We have the narrator: Remi. She’s a Ph.D. in literature who’s escaped the Midwest to live as a ‘local’ in the Lake Tahoe mountain scene; she’s also an accomplished, secret thief. And we have Vik, the protagonist. Also an escapee—from the rat race of Silicon Valley. He’s come to Tahoe to write a killer app for a Mexican drug cartel. He’s Indian-American, entrepreneurial, brilliant, and way out of his depth with the cartel.
If you could spend the day with one of the characters from The Heavy Side, who would it be? Please tell us why you chose this particular character, where you would go and what you would do.

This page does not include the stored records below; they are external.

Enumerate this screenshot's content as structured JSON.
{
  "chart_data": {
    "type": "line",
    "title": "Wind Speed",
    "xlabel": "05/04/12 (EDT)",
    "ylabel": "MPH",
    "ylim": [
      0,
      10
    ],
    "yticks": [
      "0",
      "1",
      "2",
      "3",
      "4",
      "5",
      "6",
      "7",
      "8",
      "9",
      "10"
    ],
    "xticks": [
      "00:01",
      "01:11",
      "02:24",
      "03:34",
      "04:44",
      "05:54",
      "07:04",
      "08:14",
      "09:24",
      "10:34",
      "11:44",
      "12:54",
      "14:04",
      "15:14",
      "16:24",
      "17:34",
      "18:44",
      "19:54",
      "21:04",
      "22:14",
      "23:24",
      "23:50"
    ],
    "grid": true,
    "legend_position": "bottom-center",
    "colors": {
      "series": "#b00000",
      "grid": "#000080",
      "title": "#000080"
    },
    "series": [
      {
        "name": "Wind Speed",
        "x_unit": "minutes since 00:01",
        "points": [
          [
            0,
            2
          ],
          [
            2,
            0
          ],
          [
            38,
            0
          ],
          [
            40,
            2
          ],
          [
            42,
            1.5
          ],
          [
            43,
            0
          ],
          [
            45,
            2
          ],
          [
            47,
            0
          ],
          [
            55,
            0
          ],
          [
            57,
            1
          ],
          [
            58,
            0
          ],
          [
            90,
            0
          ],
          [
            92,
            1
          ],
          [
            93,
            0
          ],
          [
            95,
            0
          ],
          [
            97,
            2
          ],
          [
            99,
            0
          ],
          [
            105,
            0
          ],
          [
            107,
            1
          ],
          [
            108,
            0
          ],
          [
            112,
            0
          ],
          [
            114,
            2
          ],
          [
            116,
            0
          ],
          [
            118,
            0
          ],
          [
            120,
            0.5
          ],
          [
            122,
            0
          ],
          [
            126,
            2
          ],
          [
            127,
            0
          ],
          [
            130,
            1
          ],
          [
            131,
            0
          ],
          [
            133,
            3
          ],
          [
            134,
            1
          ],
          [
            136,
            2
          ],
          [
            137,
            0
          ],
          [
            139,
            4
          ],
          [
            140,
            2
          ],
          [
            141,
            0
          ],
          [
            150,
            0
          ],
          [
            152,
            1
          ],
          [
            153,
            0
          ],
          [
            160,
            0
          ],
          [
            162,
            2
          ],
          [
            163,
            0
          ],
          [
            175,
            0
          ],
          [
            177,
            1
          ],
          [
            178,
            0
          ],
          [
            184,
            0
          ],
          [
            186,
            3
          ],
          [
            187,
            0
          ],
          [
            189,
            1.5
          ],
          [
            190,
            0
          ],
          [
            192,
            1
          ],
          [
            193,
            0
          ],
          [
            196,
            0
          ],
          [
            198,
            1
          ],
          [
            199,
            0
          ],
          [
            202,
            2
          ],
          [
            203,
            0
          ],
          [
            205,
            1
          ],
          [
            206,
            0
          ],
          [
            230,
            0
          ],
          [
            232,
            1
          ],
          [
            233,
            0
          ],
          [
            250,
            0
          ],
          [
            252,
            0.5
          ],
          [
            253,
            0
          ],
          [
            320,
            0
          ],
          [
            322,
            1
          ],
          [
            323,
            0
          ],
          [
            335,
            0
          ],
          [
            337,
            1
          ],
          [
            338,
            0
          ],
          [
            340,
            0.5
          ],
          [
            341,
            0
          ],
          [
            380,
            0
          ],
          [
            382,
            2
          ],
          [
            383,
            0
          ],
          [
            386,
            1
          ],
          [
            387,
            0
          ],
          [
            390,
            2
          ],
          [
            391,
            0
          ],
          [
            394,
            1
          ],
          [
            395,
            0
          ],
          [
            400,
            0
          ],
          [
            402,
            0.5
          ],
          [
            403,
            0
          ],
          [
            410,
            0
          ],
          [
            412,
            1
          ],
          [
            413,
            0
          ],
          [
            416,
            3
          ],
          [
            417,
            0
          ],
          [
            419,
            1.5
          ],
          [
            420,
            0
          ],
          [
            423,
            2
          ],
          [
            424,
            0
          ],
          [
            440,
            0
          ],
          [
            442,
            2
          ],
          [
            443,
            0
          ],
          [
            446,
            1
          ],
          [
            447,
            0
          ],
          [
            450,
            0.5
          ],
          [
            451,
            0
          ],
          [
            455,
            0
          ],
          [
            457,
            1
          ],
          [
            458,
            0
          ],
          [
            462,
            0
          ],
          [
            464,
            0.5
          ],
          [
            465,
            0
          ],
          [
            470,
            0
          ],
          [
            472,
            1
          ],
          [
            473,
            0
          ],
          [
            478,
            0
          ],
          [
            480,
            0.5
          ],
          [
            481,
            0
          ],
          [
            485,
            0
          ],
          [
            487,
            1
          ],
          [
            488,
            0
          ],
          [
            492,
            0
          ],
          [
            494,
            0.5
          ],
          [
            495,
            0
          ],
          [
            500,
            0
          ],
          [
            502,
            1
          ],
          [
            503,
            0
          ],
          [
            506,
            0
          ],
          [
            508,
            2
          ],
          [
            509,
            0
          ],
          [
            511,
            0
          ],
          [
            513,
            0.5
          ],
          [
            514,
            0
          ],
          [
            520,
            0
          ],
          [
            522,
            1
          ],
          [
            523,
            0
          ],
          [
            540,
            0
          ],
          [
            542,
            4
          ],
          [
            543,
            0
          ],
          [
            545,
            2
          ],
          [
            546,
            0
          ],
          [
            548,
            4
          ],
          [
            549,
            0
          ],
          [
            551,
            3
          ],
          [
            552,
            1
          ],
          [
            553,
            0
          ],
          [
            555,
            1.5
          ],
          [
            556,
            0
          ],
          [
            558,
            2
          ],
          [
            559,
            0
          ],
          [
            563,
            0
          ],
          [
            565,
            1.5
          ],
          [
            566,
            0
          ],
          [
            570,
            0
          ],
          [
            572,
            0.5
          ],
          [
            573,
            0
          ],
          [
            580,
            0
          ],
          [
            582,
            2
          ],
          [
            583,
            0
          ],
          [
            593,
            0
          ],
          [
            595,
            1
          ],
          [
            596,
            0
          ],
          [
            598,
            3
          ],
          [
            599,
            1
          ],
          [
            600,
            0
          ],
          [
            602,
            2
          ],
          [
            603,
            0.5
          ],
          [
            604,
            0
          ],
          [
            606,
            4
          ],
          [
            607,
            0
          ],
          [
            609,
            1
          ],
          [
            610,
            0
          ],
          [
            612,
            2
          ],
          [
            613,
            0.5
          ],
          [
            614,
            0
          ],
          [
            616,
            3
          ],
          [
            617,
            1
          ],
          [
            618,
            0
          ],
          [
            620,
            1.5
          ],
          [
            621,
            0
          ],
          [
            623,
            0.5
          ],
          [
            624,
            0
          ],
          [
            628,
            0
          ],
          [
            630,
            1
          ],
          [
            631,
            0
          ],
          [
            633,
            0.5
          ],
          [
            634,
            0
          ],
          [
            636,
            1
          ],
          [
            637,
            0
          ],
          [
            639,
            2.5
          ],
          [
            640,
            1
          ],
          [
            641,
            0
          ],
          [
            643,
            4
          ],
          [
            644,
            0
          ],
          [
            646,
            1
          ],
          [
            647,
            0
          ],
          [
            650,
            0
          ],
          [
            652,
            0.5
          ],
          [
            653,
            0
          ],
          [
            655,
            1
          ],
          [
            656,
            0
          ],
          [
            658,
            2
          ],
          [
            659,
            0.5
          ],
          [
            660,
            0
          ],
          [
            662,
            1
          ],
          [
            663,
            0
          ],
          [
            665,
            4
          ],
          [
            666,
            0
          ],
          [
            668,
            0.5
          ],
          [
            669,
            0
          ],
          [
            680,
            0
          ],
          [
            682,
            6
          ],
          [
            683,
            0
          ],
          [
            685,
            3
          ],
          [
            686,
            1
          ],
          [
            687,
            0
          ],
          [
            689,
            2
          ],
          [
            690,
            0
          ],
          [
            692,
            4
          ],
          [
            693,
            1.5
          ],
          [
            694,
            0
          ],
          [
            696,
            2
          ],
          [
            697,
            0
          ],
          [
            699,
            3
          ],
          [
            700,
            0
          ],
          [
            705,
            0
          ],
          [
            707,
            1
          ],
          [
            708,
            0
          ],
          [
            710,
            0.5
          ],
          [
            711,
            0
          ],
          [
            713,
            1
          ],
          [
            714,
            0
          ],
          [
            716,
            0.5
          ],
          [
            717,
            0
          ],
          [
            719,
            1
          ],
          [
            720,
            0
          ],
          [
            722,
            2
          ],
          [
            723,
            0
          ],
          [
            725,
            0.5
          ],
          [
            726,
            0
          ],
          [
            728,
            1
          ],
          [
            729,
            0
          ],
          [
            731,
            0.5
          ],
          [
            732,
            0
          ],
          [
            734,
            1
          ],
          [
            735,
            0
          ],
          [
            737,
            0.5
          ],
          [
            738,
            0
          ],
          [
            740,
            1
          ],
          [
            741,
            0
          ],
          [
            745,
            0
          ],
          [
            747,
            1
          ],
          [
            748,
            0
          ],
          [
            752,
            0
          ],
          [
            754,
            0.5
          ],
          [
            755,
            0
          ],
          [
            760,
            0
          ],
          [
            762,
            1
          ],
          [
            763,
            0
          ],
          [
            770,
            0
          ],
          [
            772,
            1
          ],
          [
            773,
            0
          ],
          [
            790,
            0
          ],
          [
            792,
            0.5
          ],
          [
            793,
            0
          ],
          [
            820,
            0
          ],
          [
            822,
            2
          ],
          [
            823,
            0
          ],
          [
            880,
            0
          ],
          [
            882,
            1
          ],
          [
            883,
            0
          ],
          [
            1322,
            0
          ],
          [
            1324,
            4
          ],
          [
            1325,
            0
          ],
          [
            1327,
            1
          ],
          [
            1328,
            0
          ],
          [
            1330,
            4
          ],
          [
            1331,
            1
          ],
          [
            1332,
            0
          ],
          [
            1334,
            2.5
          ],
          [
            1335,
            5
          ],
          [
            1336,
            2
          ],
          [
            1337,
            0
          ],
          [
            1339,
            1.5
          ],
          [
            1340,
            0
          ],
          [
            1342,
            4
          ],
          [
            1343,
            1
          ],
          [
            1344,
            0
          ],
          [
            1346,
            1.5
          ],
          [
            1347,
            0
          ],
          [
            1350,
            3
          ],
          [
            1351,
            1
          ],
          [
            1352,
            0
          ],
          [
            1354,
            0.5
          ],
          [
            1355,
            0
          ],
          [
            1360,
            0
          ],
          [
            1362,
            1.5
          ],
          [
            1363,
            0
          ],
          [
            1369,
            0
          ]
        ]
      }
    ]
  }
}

I think I’d let Remi take me mountain biking on some secret local single track in the Tahoe basin. We’d talk shop (fiction) and dish about our shared (and troubled) friend, Vik. It’d be purely platonic, though—not like her relationship with Vik!
About the Author
Ben Rogers is the author of the novels The Flamer and The Heavy Side. His work has been published in The Rumpus, PANK, McSweeney's Internet Tendency, The Portland Review, Arroyo Literary Review, The Nevada Review, and Wag's Revue, and has earned the Nevada Arts Council Fellowship and the Sierra Arts Foundation grant. He is also the lead author of Nanotechnology: Understanding Small Systems, the first-ever comprehensive textbook on nanotechnology, and Nanotechnology: The Whole Story, both of which earned the CHOICE Outstanding Academic Title Award from the American Library Association. He studied engineering and journalism in college and has worked as a business analyst, a newspaper reporter, a teacher, and a scientist at various labs, including Oak Ridge National Laboratory and NASA's Jet Propulsion Laboratory. He is currently the Director of Engineering at NevadaNano. He lives in Reno with his family.